McDonald's form soon attracted the attention of bigger teams, and in June 1948 he moved to London to join Fulham for a fee of £12,000. At the time of his transfer, Fulham's manager Jack Peart commented in the club's year book:"For the present season 1948–9, we have made a few additions to our playing staff. No doubt chief interest will be focused on Jack McDonald, whose transfer we have secured from the Bournemouth and Boscombe Club in spite of very strong competition. I am certain Jack will prove a great acquisition."

McDonald only missed one match in the 1948–49 season, scoring nine goals. His crosses assisted the other forwards, including Arthur Rowley, who scored 19, and Bob Thomas, who was top scorer with 23, as the club claimed the Football League Second Division championship title by one point ahead of West Bromwich Albion and long-time leaders, Southampton.

In the First Division, McDonald's form was not so prolific and he eventually lost his place to Northern Ireland international Johnny Campbell, making only five appearances in each of the 1950–51 and 1951–52 seasons.

In August 1952, he was signed by Southampton as a replacement for Tom Lowder who was out with appendicitis. McDonald made his debut for the "Saints" in the opening match of the 1952–53 season and scored four goals in the first eight matches, before a sudden loss of form led to the recall of Lowder following his return to health. In a match against Bury at The Dell on 20 September, McDonald took a penalty; the first attempt was kicked straight at Jimmy Kirk in the Bury goal and he then lofted the rebound over the bar.

McDonald spent most of the rest of the season relegated to the reserves, although he was tried at centre-forward for four matches near the end of the season, with no conspicuous success.

In the summer of 1953, McDonald was transfer-listed and sold to Southend United for a fee of £800. The following year, he retired from league football, and returned to live in Bournemouth where he obtained employment as a P.E. teacher.
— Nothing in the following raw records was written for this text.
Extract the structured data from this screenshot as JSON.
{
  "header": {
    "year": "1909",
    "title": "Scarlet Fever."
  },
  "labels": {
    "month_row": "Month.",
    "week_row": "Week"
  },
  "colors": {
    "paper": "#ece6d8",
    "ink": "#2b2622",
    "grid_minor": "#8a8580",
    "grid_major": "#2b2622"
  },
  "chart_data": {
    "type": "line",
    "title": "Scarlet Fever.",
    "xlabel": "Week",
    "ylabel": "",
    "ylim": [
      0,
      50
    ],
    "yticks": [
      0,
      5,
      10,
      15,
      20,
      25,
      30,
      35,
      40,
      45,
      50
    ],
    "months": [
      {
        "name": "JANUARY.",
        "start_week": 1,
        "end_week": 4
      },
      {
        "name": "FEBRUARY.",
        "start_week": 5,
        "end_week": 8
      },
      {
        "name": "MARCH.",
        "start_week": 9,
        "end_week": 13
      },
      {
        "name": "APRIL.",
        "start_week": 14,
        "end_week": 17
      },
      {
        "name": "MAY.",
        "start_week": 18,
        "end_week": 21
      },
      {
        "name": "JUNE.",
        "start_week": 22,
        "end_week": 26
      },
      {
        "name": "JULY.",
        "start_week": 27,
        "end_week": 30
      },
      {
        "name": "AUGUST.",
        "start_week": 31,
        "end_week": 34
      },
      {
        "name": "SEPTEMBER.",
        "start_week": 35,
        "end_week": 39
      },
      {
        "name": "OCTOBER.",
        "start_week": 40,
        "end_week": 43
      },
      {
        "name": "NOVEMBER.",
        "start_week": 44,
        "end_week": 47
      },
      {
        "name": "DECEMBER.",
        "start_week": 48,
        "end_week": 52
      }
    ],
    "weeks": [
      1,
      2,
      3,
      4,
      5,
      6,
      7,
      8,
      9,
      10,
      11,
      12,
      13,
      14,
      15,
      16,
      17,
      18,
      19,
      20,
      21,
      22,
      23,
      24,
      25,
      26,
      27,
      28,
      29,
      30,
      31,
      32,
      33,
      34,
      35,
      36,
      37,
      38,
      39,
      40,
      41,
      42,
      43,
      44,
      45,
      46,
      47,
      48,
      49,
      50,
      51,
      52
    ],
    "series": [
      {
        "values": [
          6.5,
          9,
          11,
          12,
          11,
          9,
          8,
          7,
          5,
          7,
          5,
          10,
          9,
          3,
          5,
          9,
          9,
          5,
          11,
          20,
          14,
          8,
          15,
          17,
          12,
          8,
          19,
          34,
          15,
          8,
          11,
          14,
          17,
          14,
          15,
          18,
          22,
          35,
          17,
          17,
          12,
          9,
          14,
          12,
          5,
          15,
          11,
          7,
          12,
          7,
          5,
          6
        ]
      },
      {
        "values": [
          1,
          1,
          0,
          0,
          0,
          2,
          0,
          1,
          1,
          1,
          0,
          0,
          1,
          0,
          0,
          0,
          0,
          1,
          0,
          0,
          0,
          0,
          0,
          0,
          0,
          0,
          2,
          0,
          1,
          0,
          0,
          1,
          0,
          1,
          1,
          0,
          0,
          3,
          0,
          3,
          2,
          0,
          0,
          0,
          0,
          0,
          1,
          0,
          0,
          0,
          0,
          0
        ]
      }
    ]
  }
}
Whilst playing for Weymouth, then in the Southern League, McDonald returned to The Dell in December 1956 for an FA Cup match – his team put up a gallant fight, only going down 3–2, with Southampton's Jimmy Shields being sent off following a foul on the Weymouth goalkeeper. (This match was the first time Cup football had been played at the Dell under floodlights.)

== Later career ==
McDonald subsequently moved to Elgin in Scotland before returning to England to live in retirement on the Isle of Wight.

== Honours ==
Fulham
- Football League Second Division champions: 1949.